(Bloomberg) -- A closely watched researcher has cut its estimate of Amazon.com Inc.’s share of the U.S. e-commerce market after incorporating new figures from the company.

EMarketer Inc., among the most widely cited sources for estimates of U.S. online retail sales, says it now expects Amazon to account for 37.7% of online commerce this year, the Information reported Thursday, down from a prior estimate of 47%.

An Amazon spokesman said EMarketer reached out to the company’s analyst relations group after Chief Executive Officer Jeff Bezos disclosed that independent merchants accounted for 58% of gross merchandise sales on the retail site -- the first time the company had made that metric public.

EMarketer’s revision comes as Amazon, along with Alphabet Inc.’s Google, Facebook Inc. and Apple Inc., faces calls for an examination of their market power.
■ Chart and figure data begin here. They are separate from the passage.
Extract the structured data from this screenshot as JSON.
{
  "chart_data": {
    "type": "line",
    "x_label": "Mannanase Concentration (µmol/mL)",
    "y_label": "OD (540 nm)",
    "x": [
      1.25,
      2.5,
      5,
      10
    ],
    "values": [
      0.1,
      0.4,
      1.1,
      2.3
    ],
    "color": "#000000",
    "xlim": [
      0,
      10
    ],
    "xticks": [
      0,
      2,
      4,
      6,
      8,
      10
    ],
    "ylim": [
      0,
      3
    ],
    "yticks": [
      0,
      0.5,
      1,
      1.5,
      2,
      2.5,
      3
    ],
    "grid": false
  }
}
Regulators in recent weeks divvied up antitrust oversight of the four companies, a sign to some observers that formal inquiries could be forthcoming.

Amazon downplays its market size, saying it represents 4% of overall retail spending in the U.S. Some of its critics say it’s important to consider the company’s clout specifically in e-commerce since online spending is growing at triple the pace of overall retail spending.

In a veiled riposte to would-be trustbusters, Bezos disclosed the percentage of gross merchandise sales from merchants in a letter to shareholders in April. “Third-party sellers are kicking our first-party butt. Badly,” he wrote.

EMarketer didn’t immediately respond to requests for comment.

Estimating Amazon’s scale is difficult because it isn’t simply a retailer but also operates in an array of different markets, including devices, cloud computing, streaming services and more. Measuring its e-commerce market share is hard, too, because the company is both a traditional retailer and online consignment shop.

Amazon buys products wholesale and sells them directly to consumers like a typical retailer. For those transactions, Amazon reports the entire purchase price as revenue. But for transactions generated by third-party merchants, the company only records the fees and commissions it charges them. EMarketer estimates market share based on consumer spending, not Amazon revenue, so all the money shoppers spend on Amazon is counted toward its market share.

EBay Inc. discloses the total amount of money shoppers spend on its marketplace, almost $90 billion in 2018. Amazon does not, so independent firms like EMarketer must estimate it.